Regel Eins: Community first
„Menschen sehnen sich nach Orientierung und Zugehörigkeit“, sagt er. „Läden, die weiterhin anonyme Verkaufsflächen bleiben, werden an Relevanz verlieren. Die Zukunft gehört Retail-Communities, in denen Kunden nicht nur einkaufen, sondern sich als Teil einer Marke fühlen. Die US-Marketing-Experten wissen längst: People want to belong!

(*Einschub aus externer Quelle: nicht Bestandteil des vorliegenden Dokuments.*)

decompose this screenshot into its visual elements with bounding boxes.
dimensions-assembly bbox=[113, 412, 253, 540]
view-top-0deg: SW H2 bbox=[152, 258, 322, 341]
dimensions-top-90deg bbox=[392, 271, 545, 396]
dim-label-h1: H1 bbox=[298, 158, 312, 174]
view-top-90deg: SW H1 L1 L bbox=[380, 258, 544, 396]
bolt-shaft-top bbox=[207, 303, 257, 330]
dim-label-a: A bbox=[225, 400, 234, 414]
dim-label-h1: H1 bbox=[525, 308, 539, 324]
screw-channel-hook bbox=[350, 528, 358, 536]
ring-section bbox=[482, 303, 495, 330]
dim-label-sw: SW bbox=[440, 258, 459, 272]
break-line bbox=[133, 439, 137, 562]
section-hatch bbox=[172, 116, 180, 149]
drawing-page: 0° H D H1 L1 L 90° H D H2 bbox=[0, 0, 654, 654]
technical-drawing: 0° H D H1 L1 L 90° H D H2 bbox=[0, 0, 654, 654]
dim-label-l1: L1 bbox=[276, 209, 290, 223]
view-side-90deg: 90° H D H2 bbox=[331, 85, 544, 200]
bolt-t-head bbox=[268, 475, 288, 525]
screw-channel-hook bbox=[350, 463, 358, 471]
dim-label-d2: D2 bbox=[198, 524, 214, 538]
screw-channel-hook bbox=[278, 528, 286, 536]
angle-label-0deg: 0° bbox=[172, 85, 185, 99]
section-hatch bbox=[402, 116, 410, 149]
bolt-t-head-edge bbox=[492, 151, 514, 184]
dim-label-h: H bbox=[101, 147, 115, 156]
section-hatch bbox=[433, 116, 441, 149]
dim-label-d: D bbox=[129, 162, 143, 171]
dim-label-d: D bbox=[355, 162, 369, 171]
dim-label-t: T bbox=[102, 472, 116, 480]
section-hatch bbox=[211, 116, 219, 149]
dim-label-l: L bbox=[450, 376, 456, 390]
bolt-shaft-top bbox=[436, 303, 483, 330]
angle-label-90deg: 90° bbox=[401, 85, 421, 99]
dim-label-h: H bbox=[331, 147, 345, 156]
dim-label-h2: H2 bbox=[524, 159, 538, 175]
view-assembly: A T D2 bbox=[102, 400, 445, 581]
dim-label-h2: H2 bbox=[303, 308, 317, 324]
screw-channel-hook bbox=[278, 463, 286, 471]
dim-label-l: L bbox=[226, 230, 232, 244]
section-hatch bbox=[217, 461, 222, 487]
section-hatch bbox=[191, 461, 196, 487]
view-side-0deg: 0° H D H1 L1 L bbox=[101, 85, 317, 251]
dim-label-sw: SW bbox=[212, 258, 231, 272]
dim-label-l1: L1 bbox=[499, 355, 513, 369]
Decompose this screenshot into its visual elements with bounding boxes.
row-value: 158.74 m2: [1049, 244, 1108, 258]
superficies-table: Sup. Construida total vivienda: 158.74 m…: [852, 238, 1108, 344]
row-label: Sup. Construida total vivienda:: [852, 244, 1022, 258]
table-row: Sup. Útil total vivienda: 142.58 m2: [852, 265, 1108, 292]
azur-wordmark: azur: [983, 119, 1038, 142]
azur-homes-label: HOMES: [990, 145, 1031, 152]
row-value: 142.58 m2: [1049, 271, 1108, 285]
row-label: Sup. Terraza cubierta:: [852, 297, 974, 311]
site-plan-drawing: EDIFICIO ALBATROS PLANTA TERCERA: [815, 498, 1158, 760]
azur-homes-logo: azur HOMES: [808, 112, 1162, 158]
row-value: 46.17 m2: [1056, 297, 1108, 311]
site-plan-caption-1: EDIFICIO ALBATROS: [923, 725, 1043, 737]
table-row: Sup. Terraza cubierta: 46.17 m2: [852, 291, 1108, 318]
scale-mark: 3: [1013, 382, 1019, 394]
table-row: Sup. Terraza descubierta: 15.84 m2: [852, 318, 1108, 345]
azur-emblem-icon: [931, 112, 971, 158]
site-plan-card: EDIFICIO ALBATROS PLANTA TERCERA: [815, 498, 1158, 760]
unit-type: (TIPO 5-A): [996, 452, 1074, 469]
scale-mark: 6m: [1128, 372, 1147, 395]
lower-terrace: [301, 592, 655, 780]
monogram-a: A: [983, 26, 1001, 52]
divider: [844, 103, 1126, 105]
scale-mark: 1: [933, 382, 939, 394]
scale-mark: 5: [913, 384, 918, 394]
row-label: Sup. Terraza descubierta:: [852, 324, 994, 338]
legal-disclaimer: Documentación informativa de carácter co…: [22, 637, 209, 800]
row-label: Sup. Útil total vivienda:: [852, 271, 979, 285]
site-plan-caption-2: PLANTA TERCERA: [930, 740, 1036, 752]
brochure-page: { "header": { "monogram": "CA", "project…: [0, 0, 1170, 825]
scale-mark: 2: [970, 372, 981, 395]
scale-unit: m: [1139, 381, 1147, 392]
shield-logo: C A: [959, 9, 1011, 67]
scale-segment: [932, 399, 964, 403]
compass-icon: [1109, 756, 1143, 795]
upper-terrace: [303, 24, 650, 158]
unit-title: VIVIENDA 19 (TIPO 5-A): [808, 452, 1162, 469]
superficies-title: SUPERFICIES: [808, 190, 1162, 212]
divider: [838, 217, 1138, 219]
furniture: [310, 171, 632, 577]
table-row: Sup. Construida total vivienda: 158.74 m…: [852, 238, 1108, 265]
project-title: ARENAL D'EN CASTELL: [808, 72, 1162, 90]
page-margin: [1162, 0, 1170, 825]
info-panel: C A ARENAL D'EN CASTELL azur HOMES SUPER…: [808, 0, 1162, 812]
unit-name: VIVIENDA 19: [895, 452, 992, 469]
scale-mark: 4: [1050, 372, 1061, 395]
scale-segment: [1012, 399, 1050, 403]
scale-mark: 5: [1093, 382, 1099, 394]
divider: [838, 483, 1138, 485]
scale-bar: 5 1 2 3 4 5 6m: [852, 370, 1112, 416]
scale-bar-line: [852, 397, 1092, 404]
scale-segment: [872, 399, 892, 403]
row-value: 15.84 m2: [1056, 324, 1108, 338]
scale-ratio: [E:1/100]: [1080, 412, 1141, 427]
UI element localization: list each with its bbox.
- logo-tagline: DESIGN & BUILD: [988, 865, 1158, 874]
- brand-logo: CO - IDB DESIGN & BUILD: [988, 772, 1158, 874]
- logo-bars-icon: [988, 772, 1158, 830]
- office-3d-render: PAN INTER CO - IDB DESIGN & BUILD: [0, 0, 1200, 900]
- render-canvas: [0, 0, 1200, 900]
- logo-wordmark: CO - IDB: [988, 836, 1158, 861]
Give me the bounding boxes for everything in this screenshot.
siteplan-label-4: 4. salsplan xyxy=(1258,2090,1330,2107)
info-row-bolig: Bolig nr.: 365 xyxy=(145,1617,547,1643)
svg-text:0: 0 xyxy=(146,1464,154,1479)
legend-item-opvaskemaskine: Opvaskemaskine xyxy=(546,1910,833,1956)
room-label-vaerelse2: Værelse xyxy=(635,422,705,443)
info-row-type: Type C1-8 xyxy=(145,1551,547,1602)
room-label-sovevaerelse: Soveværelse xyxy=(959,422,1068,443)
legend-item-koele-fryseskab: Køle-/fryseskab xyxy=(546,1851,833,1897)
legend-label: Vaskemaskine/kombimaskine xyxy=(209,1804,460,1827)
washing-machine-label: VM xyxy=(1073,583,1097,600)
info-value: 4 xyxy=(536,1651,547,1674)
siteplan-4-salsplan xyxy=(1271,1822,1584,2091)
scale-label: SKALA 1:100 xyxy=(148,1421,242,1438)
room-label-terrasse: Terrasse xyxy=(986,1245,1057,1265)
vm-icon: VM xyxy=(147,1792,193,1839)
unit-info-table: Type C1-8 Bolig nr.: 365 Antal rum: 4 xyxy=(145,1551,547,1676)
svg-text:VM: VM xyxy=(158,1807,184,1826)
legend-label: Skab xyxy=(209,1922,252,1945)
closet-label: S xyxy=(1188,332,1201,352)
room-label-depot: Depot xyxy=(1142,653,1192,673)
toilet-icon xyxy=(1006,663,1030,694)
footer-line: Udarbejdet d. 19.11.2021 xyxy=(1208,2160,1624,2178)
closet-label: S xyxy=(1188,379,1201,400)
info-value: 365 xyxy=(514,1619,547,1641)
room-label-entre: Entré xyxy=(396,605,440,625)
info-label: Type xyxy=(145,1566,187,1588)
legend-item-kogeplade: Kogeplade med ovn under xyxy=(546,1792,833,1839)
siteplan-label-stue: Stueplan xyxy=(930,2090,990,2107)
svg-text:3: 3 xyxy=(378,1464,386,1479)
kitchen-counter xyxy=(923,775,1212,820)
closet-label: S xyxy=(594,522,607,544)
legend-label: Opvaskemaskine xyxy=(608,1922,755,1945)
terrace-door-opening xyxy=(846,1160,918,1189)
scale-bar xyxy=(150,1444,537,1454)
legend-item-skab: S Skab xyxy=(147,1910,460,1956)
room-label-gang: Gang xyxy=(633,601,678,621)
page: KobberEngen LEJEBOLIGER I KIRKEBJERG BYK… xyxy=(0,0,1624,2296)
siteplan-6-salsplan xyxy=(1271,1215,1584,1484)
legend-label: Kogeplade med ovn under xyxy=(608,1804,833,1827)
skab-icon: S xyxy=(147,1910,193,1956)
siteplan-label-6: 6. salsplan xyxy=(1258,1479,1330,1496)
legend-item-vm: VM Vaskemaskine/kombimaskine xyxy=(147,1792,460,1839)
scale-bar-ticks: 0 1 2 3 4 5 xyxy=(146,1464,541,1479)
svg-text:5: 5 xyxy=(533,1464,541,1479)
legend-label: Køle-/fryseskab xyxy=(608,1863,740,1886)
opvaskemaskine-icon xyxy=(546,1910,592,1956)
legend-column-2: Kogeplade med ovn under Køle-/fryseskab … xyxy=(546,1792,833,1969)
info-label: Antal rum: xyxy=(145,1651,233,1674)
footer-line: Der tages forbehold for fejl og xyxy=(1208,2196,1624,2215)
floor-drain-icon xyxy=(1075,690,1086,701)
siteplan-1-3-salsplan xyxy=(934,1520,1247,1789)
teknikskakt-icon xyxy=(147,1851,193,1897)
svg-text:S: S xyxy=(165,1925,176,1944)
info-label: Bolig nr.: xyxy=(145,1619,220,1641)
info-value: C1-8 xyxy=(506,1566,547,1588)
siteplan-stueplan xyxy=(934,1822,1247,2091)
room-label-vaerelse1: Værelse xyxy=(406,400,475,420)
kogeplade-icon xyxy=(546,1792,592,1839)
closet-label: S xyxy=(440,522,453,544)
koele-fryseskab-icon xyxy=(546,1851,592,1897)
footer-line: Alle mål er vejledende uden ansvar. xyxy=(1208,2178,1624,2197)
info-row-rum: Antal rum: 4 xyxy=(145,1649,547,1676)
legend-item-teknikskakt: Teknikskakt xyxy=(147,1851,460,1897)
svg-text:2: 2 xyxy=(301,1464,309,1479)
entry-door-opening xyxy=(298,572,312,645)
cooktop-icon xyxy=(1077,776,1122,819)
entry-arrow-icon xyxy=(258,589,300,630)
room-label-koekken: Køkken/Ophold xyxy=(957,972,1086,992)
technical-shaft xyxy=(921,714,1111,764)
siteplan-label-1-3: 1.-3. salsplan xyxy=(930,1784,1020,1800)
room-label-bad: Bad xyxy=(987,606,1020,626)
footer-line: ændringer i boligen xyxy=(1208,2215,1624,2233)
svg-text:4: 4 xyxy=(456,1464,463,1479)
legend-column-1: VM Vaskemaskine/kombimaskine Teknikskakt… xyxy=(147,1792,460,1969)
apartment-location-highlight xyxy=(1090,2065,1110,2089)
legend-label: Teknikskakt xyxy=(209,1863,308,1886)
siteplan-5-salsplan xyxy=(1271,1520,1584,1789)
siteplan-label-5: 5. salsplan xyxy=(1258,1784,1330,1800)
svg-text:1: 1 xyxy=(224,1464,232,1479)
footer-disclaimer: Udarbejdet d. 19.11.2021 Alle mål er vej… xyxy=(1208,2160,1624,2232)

Wer keine Community hat, wird zum bloßen Lieferanten degradiert und kämpft im erbitterten Wettbewerb über den Preis – ein Kampf, den die meisten verlieren werden, denn irgendjemand kann immer noch billiger.“ Die Gefahr für Händler, die ihre Kunden nicht emotional binden, bestehe in einer Verdrängung durch hyper-personalisierte Online-Angebote.
Regel Zwei: Produkte reichen nicht
„Produkte gibt es überall – Erlebnisse nicht“, führt Stephan Jung aus. „Einzelhändler, die noch immer auf starre Regale und klassische Verkaufsflächen setzen, haben keine Zukunft. Wie ein unaufhaltsamer Wandel verlagert sich das Verlangen der Menschen: weg vom glitzernden Schein, hin zur tiefen Bedeutung. Das Funkeln von Bling-Bling verblasst, während der Ruf nach Sinn immer lauter wird. Die Illusion zerbröckelt, und an ihrer Stelle wächst das Bedürfnis nach echter Identifikation. Es geht nicht mehr darum, noch mehr zu besitzen – es geht darum, Einzigartiges zu erleben.“ Diese Entwicklung begründet er psychologisch: „Die Menschen ringen nicht mehr um äußeren Glanz, sondern um inneres Leuchten. Mit Entschlossenheit und beachtlichen Investitionen schmieden sie ihr eigenes Ich – polieren es, schützen es, nähren es. Denn wenn draußen das Chaos tobt, wird das Innere zur letzten Bastion.“ Seine Folgerung: „Kunden wollen daher Multi-Sensorik, Interaktion und Faszination. Wer den stationären Handel nicht in eine Erlebniswelt verwandelt, wird von innovativen Wettbewerbern überholt – und bleibt auf der Strecke.“
Regel Drei: KI-Berater oder Servicewüste
„Der perfekte Verkäufer kennt dich – und ist immer verfügbar. KI-gesteuerte Avatare und Roboter bieten personalisierte Beratung auf Top-Niveau – 24/7, ohne Pausen, ohne schlechte Laune. Unternehmen, die weiter auf unterbesetzte und ungeschulte Verkaufsteams setzen, werden Kunden verlieren. Wer glaubt, ein Mensch allein könne den modernen Kunden noch überzeugen, unterschätzt den digitalen Fortschritt – und wird von smarteren Lösungen abgehängt“, warnt Jung.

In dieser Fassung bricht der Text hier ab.